Bush's torture memo man is now an Inquirer columnist. Coming on the heels of the revelation that the Inquirer pays former GOP senator Rick Santorum $1,750 to write a quickie column, which is about five times the going rate for that kind of work, we have to wonder how much is the Inquirer paying Woo?
Of course, lots of people are wondering why the Inquirer is paying Yoo anything at all. And why the newspaper would want somebody as tainted and discredited as Yoo pontificating on the Op-ed pages.

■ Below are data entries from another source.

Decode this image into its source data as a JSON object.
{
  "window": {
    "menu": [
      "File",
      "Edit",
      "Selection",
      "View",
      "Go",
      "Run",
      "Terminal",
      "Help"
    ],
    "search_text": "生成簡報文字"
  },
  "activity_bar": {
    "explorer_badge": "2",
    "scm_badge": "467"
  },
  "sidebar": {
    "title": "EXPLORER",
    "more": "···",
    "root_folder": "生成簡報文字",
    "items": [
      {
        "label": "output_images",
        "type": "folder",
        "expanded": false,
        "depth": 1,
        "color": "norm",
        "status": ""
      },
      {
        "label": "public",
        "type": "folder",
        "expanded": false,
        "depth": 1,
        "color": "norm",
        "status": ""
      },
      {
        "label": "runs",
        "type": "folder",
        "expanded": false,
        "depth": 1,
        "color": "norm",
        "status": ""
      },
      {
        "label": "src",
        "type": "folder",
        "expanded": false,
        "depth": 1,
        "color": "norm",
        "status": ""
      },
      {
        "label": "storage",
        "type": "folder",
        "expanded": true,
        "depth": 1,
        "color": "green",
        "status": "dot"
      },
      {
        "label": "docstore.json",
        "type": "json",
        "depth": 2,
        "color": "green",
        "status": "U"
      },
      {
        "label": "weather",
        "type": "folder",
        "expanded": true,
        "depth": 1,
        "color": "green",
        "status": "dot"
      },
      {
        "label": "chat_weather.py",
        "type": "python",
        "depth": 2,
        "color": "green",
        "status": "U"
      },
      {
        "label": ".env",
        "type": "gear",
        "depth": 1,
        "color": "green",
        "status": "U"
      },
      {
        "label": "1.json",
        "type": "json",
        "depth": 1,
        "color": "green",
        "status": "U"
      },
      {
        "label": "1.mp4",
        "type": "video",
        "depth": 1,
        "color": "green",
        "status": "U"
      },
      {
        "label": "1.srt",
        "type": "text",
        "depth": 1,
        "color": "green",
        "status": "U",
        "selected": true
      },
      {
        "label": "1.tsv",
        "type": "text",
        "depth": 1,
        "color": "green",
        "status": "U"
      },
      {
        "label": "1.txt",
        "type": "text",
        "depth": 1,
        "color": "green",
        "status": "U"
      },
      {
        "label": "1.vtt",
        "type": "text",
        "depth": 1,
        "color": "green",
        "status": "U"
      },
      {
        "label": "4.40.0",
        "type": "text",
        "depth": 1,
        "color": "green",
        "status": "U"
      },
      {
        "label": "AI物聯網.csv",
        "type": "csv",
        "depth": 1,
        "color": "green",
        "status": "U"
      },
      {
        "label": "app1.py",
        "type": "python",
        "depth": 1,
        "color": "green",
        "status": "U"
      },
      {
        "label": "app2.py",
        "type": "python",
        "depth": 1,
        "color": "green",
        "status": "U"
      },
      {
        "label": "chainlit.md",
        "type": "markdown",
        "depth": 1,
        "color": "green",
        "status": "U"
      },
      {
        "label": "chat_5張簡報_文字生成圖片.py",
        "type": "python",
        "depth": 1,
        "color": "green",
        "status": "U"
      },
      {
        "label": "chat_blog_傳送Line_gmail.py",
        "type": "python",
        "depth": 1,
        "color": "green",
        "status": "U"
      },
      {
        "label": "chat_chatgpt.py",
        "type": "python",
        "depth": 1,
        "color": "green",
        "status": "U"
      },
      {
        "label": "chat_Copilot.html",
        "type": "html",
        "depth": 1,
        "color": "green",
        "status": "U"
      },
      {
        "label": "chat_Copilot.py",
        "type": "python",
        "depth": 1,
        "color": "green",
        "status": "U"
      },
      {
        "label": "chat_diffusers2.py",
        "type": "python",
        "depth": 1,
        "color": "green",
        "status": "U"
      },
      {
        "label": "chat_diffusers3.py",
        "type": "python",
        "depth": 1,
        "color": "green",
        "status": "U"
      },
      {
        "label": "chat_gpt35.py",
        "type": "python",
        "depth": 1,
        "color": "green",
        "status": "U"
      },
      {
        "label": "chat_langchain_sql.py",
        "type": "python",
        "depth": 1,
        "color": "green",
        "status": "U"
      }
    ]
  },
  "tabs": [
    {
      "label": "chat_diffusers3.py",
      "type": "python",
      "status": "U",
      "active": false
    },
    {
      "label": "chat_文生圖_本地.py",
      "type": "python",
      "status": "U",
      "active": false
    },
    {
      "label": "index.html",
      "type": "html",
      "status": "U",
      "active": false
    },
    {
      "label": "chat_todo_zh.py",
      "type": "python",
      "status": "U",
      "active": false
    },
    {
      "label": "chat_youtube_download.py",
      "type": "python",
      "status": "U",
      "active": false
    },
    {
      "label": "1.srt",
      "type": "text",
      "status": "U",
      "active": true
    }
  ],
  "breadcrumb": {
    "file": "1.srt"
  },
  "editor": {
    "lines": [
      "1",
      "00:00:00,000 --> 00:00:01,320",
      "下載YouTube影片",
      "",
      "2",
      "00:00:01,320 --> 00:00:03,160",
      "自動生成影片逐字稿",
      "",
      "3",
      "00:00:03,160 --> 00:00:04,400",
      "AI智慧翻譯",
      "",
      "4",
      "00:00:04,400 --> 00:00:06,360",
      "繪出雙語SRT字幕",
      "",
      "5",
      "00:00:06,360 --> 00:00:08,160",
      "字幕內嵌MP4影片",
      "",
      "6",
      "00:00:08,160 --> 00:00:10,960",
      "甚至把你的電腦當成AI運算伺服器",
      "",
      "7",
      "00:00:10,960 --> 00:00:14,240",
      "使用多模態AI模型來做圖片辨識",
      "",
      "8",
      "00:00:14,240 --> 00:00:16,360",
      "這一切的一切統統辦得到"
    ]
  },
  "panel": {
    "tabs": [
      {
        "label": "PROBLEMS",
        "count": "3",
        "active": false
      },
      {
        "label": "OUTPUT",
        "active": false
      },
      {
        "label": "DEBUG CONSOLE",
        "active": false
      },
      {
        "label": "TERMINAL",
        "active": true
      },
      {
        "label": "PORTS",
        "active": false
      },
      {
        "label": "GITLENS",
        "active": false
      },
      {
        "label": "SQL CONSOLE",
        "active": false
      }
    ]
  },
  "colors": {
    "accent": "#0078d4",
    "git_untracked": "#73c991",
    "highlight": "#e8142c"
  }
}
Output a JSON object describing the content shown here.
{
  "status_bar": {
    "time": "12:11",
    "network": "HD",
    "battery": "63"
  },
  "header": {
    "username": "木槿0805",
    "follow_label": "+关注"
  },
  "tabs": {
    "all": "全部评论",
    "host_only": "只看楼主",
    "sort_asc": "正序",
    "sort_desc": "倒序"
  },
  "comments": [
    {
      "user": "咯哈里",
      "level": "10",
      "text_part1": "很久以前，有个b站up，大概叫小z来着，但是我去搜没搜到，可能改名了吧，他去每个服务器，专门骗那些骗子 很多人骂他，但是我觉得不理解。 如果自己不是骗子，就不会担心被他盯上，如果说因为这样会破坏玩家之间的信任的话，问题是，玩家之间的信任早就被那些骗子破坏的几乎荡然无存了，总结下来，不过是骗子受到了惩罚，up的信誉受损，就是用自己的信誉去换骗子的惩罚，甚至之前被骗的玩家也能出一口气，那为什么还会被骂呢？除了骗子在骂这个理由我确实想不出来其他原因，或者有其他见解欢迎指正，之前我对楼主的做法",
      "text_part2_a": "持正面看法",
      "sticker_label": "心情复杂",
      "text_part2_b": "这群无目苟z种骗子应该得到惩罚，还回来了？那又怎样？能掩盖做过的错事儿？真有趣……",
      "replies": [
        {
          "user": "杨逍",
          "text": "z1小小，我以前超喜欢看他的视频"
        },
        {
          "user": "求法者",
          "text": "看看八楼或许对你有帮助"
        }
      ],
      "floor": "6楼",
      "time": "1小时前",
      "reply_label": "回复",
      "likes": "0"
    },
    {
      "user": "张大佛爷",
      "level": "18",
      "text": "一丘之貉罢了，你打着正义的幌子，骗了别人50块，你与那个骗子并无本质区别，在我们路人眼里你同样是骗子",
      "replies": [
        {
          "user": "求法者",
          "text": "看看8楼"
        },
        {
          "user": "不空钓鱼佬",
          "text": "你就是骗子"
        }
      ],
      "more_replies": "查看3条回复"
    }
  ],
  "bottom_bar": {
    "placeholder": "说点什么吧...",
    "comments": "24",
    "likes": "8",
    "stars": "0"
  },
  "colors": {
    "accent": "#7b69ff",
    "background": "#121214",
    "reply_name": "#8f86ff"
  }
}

Writing at the crosstown Philly Daily News, Will Bunch sums up the mess:
Most famously, Yoo was known as the author of the infamous “torture memos” that in 2002 and 2003 gave the Bush and Cheney the legal cover to violate the human rights of terrorism suspects at Guantanamo Bay and elsewhere, based on the now mostly ridiculed claim that international and U.S. laws against such torture practices did not apply. Working closely with Dick Cheney, Cheney's staff and others, Yoo set into motion the brutal actions that left a deep, indelible stain on the American soul....As an American citizens, I am still reeling from the knowledge that our government tortured people in my name. As a journalist, the fact that my byline and John Yoo's are now rolling off the same printing press is adding insult to injury.
Only in our “liberal media,” would a resume like Yoo's land him a perch at a prestigious newspaper.